Are there things that I still worry about? Sure. My acting income has all but dried up because I’m pregnant, and blogging income has certainly slowed as TikTok has taken over the zeitgeist. But I know that a door will come along soon, or perhaps God is either redirecting me to another path, or He wants me to focus on growing this baby. Again — I’m just trusting in His goodness.

It’s that free fall of trust. Free fall is scary, yes, but there’s a peace that comes from completely surrendering to God.

Which leads me to the lead that perhaps I have not only buried, but completely impounded here….we bought a house. We’re moving.

Not out of Cincinnati, but rather, out of Downtown Cincinnati, and into the neighborhood where my parents live, and my sibling’s family live. ? In fact, the house is a 3 minute walk from my parents’.

It is just crazy to think of the journey God is bringing me on. From wanting to be as far away from my past as possible and fleeing to NYC to rediscover who I am for 12 years, to moving back home right down the street from my parents.

God brought the most incredible man into my life during that time. A man who, not only would love me in a way that reflects and affirms God’s love for me, but who would lead us in both our walk with Christ, and lead us back to Cincinnati.

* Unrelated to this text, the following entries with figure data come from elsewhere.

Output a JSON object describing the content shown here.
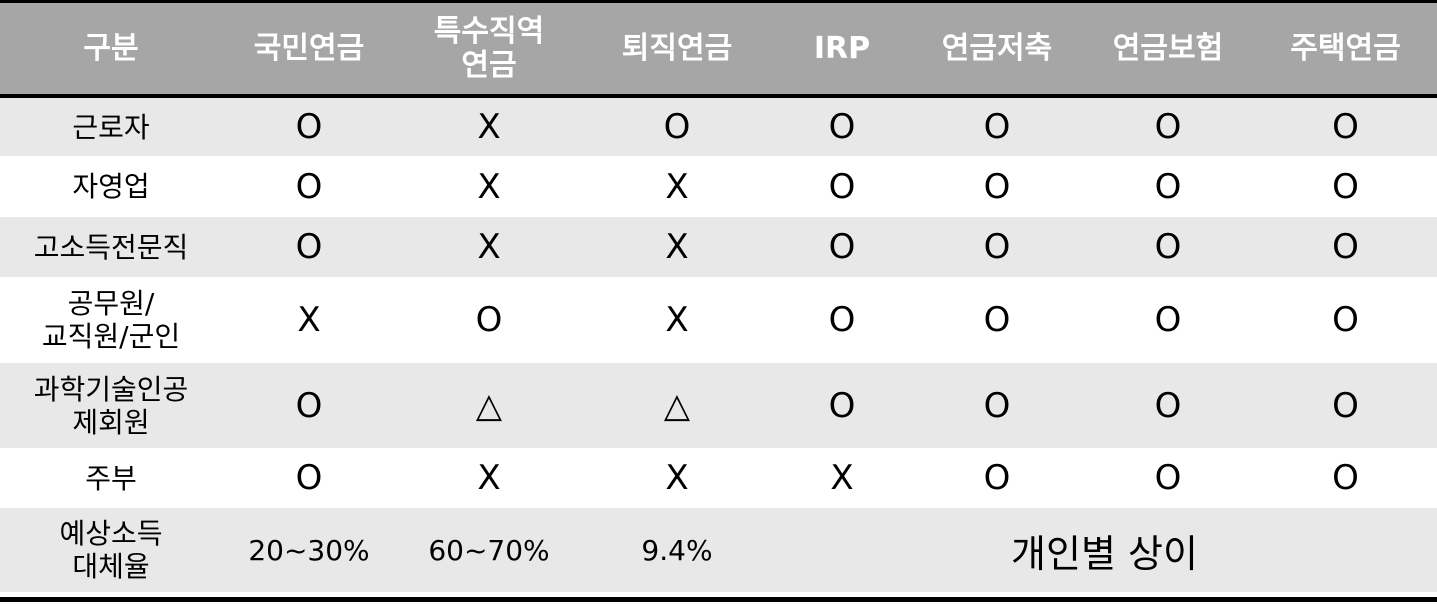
{
  "table": {
    "headers": [
      "구분",
      "국민연금",
      "특수직역\n연금",
      "퇴직연금",
      "IRP",
      "연금저축",
      "연금보험",
      "주택연금"
    ],
    "rows": [
      {
        "label": "근로자",
        "values": [
          "O",
          "X",
          "O",
          "O",
          "O",
          "O",
          "O"
        ]
      },
      {
        "label": "자영업",
        "values": [
          "O",
          "X",
          "X",
          "O",
          "O",
          "O",
          "O"
        ]
      },
      {
        "label": "고소득전문직",
        "values": [
          "O",
          "X",
          "X",
          "O",
          "O",
          "O",
          "O"
        ]
      },
      {
        "label": "공무원/\n교직원/군인",
        "values": [
          "X",
          "O",
          "X",
          "O",
          "O",
          "O",
          "O"
        ]
      },
      {
        "label": "과학기술인공\n제회원",
        "values": [
          "O",
          "△",
          "△",
          "O",
          "O",
          "O",
          "O"
        ]
      },
      {
        "label": "주부",
        "values": [
          "O",
          "X",
          "X",
          "X",
          "O",
          "O",
          "O"
        ]
      }
    ],
    "last_row": {
      "label": "예상소득\n대체율",
      "values": [
        "20~30%",
        "60~70%",
        "9.4%"
      ],
      "merged_value": "개인별 상이"
    }
  }
}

I tell him every day that he’s the best thing that ever happened to me.

And this house that we bought — it was another thing that we know God orchestrated.

It never even went on the market. It was a pocket listing. There were five other offers on it. We saw it on a whim on Sunday morning at 9am, made an offer at 4:45, and two hours later it was accepted.

During the whole process, we just prayed that His will be done. If we were supposed to be in that house, we trusted that God would make it happen, and if not, we knew it wasn’t “the one.”

We submitted our offer and then ran to Mass at 5, and during Mass, we just prayed: to let His will be done, and if this house was not what He wanted for us, — if it was going to be too much of a financial burden, if now was not the right time being pregnant, if there was something else He had planned for our future, then give us peace in the outcome instead of disappointment.

And sure enough, the realtor called us on the way home from Mass: we got the house.

A free fall of trust.

The last thing I’ll say is this: at inpatient, one of the biggest things I was afraid of, that was really keeping me entrenched in my anorexia was the fear of my future.

I couldn’t see beyond the hell I had created for myself — it was a tunnel vision of food restrictions, a relentlessly exhaustive exercise regimen, keeping all the lies and deception going, desperately obsessing over over tenth of a pound on the scale. My life was in a word: frantic. And as a result, I couldn’t even imagine a life beyond anorexia.

I couldn’t even imagine a world where I was free. And I couldn’t even remember life before the eating disorder.

I was so fearful that if I let go of the eating disorder…something that I could control…I don’t even know what would happen. I had set the bar of perfection so high for myself — with failure not being an option — that I would rather have to quit by default than not achieve perfection. (AKA: enter anorexia.)

I was crippled with the fear: what would a not perfect future look like? Who would I even be if I wasn’t killing myself trying to achieve perfection?

It was only in surrendering that future to God and actually putting my trust — my life — in His hands that I found peace and strength to adopt recovery.

That is what I mean by a freefall of trust. It is scary to relinquish control over your life. But there is so much peace in knowing that He’s got you.

So that was a bit long tonight, but that’s where my heart is right now. This explains my absence on Monday, as I was dealing with mountains of paperwork for the sale and getting ready to list our condo. But again, Steven and I are just in so much peace that this is where God wants us!

Thank you for your prayers. Thank you for your friendship. And thank you for walking with me through this crazy adventure of life.